Tratou-se então, a seu ver, de exigência que “não apenas restringe a
competição, como desconsidera a cadeia produtiva do setor”. Frisou que a
irregularidade se tornava ainda mais relevante ao se constatar, conforme
apontado pelo titular da unidade técnica, que a própria exigência de
qualificação para a instalação de elevadores como parcela de maior relevância
técnica fora inserida apenas na republicação do edital, não constando da versão
original do instrumento convocatório, e que não havia nos autos parecer ou
motivação técnica que justificasse sua inclusão tardia, o que tornava a
alteração carente da devida fundamentação. Em outras palavras, a análise
comparativa entre a versão original do edital e a versão republicada “corrobora
a análise do titular da unidade”, confirmando que “a exigência de
qualificação para fornecimento e instalação de no mínimo 02 (dois) elevadores
com 6 (seis) paradas cada, disposta no item 8.6.1.3(h) da peça 18, é uma
inovação da segunda versão, estando ausente na primeira”. E que essa
inclusão tardia de uma parcela de alta especialização, quando associada à
manutenção da vedação genérica à subcontratação (item 16.1 do edital),
efetivamente “obstou a faculdade legal que permitiria a comprovação de
aptidão por meio de potencial subcontratado, nos termos do art. 67, § 9º, da
Lei 14.133/2021”, a configurar, portanto, indevida restrição à
competitividade do certame. E arrematou: “O resultado prático dessa
exigência desarrazoada foi a inabilitação da proposta mais vantajosa para a
Administração Pública, em prejuízo ao erário. Não se trata, portanto, de um
mero formalismo, mas de uma falha grave na modelagem do edital que produziu um
resultado potencialmente antieconômico e contrário ao interesse público.”.

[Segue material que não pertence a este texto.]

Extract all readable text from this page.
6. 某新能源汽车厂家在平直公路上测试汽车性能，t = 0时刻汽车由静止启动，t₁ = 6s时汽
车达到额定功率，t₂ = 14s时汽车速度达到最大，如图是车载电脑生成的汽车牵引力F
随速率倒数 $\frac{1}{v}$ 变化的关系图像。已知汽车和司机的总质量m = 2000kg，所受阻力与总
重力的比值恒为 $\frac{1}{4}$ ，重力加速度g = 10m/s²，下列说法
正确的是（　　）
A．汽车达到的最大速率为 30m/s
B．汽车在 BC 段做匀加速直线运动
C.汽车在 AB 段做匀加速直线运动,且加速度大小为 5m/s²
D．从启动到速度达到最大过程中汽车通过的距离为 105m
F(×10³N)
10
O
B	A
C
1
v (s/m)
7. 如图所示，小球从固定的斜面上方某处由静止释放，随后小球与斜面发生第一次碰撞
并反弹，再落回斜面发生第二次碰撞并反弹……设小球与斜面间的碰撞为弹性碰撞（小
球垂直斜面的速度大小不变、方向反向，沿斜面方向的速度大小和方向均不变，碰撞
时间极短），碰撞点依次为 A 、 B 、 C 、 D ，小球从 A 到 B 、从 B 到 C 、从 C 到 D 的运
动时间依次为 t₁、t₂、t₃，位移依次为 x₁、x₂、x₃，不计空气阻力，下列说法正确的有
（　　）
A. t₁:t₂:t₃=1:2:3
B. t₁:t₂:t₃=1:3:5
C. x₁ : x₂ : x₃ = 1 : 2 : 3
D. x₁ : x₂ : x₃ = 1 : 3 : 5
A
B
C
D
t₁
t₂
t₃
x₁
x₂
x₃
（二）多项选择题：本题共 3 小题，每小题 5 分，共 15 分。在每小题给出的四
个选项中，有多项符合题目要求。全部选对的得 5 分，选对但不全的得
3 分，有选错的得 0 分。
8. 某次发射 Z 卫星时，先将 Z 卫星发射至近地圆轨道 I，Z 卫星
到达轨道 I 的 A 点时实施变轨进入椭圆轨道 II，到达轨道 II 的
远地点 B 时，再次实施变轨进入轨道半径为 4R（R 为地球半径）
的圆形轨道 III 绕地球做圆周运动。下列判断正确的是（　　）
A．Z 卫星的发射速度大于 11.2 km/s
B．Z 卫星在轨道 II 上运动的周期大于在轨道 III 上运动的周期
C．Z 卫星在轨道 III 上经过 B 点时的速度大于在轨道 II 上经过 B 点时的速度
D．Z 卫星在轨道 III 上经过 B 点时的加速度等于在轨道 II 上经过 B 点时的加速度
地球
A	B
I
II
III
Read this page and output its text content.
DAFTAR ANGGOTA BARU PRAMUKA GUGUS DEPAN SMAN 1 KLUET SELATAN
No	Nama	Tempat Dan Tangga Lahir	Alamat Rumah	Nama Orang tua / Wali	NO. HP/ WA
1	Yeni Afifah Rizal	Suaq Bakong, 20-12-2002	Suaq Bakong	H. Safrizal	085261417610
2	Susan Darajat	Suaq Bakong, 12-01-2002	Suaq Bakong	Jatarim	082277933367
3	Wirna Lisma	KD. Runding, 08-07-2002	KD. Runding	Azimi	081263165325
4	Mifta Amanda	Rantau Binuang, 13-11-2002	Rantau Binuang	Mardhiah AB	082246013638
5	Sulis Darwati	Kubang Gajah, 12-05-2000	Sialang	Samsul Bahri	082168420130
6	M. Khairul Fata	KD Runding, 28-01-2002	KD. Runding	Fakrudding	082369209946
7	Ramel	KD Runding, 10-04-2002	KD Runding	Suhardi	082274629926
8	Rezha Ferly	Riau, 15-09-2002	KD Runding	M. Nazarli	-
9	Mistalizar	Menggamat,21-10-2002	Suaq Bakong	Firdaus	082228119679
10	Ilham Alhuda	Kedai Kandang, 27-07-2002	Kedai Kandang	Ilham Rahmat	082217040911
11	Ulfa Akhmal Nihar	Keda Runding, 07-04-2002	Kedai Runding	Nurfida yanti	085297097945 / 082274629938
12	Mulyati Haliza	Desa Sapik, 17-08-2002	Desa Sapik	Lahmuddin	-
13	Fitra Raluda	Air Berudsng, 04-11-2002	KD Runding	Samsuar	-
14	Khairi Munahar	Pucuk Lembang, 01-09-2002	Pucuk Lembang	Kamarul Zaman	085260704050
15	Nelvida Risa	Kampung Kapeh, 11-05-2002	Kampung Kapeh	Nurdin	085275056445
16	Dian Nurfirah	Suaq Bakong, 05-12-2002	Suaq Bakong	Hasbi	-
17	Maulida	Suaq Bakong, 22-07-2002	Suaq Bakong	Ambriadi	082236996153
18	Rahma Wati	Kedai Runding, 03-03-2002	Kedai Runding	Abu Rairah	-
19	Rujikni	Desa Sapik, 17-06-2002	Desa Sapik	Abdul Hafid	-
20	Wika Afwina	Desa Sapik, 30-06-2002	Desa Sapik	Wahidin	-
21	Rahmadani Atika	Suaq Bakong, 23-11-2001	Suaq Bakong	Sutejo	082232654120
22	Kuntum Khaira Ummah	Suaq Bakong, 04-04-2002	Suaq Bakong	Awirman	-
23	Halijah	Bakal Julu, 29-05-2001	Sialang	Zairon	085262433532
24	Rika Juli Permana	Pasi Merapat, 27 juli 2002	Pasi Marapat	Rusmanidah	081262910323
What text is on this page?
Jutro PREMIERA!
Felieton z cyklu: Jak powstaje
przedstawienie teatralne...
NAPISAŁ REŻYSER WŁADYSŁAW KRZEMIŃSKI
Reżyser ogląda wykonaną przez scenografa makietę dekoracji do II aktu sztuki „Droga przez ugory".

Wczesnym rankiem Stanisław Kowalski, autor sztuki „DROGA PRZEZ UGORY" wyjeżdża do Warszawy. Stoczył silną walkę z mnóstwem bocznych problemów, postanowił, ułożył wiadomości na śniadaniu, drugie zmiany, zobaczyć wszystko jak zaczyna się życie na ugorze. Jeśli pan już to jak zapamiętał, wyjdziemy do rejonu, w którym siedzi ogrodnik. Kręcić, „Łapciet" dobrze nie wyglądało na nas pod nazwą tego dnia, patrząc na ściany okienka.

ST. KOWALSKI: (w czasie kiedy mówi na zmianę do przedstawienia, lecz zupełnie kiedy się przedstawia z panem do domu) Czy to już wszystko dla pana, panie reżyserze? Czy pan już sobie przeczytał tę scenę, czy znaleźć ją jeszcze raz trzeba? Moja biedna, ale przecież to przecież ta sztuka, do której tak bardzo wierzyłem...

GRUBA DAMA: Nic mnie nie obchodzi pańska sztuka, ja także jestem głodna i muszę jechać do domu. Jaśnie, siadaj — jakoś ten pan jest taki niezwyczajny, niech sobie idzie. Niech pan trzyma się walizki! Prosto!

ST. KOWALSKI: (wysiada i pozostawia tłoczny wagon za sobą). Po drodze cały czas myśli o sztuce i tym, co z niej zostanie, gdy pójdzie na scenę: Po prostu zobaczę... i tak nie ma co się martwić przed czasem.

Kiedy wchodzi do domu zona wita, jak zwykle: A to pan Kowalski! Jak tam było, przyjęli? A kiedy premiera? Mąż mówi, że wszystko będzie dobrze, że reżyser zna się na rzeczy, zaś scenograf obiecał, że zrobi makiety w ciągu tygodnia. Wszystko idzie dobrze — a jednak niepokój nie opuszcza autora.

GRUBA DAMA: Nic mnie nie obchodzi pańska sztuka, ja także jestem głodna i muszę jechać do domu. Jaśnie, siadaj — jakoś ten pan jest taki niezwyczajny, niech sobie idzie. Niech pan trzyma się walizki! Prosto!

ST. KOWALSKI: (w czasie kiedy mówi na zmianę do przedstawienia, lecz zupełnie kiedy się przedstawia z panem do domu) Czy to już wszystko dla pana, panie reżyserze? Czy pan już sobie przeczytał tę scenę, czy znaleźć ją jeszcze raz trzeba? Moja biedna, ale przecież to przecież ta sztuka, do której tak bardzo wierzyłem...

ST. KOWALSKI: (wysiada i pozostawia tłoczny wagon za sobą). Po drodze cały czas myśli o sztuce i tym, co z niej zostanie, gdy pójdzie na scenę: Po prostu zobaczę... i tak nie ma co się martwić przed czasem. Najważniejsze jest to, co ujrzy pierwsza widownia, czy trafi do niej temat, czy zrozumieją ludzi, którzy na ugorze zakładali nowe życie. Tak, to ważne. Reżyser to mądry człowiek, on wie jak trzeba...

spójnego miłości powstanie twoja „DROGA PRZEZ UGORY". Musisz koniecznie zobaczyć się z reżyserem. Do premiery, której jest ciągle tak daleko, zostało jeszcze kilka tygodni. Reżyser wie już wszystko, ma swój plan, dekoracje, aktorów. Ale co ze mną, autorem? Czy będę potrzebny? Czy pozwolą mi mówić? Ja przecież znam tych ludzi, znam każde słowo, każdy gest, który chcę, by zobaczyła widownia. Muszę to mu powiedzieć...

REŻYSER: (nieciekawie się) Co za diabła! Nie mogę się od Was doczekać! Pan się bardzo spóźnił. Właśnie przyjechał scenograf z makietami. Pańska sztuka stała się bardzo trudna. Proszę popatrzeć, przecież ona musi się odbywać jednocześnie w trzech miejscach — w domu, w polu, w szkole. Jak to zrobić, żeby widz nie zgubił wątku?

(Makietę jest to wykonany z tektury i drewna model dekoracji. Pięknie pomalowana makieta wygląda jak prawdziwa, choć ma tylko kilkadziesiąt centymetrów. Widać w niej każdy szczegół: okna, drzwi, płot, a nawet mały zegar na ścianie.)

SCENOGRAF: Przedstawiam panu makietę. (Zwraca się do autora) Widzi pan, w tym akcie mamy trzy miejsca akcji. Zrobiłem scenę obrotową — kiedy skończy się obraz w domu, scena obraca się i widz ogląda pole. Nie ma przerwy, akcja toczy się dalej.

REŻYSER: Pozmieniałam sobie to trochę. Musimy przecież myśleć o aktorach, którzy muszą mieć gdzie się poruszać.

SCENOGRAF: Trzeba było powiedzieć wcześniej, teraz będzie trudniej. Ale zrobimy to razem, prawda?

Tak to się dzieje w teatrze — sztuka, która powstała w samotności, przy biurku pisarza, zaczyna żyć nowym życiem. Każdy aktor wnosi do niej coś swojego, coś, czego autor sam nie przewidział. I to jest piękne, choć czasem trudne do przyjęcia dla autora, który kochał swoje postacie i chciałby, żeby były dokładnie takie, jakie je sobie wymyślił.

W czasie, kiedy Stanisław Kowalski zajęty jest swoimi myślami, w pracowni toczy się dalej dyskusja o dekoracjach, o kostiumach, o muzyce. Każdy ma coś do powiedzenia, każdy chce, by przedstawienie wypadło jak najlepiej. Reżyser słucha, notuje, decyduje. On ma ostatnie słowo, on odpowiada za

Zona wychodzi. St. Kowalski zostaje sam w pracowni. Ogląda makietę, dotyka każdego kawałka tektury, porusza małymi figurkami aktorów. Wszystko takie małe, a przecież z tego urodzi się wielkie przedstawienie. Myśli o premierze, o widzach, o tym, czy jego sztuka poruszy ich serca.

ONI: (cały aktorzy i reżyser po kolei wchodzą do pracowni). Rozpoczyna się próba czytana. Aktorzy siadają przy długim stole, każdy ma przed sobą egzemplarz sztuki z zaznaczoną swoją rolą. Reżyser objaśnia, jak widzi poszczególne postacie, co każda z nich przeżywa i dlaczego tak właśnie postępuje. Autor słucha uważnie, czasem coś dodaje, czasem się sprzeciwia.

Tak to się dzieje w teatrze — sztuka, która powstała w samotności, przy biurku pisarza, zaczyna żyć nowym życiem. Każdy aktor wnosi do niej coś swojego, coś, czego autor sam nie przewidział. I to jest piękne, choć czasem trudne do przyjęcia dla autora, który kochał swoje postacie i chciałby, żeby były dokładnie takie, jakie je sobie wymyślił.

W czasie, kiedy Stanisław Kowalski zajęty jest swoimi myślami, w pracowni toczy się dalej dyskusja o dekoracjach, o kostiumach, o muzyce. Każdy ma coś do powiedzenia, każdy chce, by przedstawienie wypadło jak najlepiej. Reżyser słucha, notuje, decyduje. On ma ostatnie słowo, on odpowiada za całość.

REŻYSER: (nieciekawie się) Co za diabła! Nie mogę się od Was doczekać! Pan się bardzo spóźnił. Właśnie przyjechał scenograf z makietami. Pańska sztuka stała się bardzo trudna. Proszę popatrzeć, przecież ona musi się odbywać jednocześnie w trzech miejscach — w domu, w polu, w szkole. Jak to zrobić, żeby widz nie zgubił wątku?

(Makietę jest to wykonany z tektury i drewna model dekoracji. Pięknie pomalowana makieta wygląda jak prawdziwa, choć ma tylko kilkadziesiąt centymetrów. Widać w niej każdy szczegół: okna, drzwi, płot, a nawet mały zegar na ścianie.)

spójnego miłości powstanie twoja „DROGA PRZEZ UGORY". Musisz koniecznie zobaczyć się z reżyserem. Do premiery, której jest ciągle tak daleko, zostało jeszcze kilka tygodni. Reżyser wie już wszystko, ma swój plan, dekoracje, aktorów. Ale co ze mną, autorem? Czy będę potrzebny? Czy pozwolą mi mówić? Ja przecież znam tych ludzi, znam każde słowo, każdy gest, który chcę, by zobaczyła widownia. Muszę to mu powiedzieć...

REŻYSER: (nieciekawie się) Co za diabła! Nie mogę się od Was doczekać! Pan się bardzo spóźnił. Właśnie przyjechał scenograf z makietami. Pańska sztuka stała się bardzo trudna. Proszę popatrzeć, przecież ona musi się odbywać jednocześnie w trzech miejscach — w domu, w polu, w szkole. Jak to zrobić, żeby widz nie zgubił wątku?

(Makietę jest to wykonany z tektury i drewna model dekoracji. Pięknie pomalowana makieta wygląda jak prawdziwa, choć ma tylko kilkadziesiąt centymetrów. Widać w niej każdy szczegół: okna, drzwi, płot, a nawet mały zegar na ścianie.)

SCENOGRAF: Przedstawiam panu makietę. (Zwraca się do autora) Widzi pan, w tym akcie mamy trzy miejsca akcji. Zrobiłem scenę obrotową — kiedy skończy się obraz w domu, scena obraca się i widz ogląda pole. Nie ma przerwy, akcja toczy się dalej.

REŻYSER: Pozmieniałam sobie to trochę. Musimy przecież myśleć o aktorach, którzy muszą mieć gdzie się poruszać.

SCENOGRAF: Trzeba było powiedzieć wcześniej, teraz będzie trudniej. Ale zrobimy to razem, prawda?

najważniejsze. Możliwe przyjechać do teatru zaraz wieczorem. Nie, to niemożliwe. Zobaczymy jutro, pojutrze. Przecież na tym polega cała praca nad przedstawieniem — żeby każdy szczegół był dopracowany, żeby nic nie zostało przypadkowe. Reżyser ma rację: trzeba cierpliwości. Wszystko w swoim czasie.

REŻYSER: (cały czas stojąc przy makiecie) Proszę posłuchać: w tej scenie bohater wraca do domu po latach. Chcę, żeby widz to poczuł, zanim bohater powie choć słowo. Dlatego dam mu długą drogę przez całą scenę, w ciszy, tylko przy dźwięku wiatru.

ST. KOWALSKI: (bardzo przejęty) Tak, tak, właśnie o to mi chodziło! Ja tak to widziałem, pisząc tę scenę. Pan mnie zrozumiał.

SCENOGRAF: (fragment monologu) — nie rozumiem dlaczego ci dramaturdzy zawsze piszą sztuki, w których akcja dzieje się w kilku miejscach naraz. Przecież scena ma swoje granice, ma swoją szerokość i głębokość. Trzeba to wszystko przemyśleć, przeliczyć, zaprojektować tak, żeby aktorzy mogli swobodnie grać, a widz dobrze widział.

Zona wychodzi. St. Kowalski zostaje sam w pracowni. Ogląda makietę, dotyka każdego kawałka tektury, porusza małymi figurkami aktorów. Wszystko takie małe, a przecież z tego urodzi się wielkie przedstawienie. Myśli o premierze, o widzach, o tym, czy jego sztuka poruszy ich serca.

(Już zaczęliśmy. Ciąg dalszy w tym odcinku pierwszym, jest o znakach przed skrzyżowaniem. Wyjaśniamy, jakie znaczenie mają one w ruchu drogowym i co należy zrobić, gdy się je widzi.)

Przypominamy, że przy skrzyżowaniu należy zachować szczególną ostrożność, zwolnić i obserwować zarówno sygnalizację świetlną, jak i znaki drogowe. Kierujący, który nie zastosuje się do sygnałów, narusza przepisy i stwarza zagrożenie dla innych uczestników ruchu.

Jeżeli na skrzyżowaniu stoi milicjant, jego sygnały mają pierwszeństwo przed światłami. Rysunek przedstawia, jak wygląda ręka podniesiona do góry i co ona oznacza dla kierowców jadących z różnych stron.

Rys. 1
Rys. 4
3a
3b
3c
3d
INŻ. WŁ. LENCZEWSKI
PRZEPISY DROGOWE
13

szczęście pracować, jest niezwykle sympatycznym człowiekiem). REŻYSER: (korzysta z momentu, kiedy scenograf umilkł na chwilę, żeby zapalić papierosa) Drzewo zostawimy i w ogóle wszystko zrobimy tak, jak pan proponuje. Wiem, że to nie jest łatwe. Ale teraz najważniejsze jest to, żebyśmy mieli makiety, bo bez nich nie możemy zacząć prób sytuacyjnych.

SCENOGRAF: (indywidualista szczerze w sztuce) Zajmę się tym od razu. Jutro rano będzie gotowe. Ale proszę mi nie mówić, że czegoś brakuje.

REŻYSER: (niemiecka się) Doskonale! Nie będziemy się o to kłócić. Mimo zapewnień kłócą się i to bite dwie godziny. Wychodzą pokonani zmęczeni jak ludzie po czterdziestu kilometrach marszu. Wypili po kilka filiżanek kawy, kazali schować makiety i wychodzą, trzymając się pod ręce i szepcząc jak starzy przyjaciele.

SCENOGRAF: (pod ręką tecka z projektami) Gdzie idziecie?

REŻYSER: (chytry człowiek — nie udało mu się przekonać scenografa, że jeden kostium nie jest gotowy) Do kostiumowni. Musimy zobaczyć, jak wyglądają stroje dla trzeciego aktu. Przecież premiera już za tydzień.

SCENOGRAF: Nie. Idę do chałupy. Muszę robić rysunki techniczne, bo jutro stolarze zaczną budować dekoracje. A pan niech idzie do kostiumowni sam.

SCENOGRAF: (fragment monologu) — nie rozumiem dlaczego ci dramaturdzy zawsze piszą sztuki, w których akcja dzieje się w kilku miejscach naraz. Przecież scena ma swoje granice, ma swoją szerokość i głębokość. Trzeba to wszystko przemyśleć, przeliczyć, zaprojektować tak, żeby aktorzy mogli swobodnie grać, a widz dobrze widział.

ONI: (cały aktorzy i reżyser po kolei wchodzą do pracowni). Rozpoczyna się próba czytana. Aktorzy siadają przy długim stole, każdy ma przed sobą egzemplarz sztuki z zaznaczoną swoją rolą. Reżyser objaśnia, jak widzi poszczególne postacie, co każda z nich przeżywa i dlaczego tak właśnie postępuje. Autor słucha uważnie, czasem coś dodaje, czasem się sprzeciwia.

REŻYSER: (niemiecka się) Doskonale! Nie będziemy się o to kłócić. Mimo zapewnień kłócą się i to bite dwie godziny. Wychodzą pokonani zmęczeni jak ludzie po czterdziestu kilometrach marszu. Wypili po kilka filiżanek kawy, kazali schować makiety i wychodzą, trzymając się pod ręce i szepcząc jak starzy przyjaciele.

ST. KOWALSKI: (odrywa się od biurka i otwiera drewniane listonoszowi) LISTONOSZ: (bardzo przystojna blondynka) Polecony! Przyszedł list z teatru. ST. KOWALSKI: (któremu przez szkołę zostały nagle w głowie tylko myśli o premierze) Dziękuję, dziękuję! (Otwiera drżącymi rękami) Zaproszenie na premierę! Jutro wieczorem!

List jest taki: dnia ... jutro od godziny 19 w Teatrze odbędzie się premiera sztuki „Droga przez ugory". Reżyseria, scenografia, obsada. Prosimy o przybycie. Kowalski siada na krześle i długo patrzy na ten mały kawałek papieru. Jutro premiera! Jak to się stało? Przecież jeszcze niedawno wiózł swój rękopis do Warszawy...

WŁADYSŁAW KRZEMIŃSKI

Ao final, o relator propôs, e o Plenário decidiu, fixar prazo à SIN/RN para
anular o Contrato 022/2025-SIN, celebrado com a vencedora da licitação, e todos
os atos dele decorrentes, bem como anular o ato que inabilitara a então segunda
colocada no processo licitatório, e os subsequentes, “retornando a
Concorrência 90020/2024 à fase de julgamento de propostas, a fim de que se
proceda à reanálise completa da proposta e da habilitação da referida
licitante, observando a correta aplicação do art. 67, § 9º, da Lei 14.133/2021,
bem como as demais disposições legais e editalícias, ficando a Administração
autorizada a promover diligências para esclarecer ou sanear erros materiais em
documentos já existentes à época da disputa, sendo vedada a juntada de
documentos novos ou a modificação substancial da proposta originalmente
ofertada”.
Acórdão
1923/2025 Plenário, Denúncia, Relator Ministro Bruno Dantas.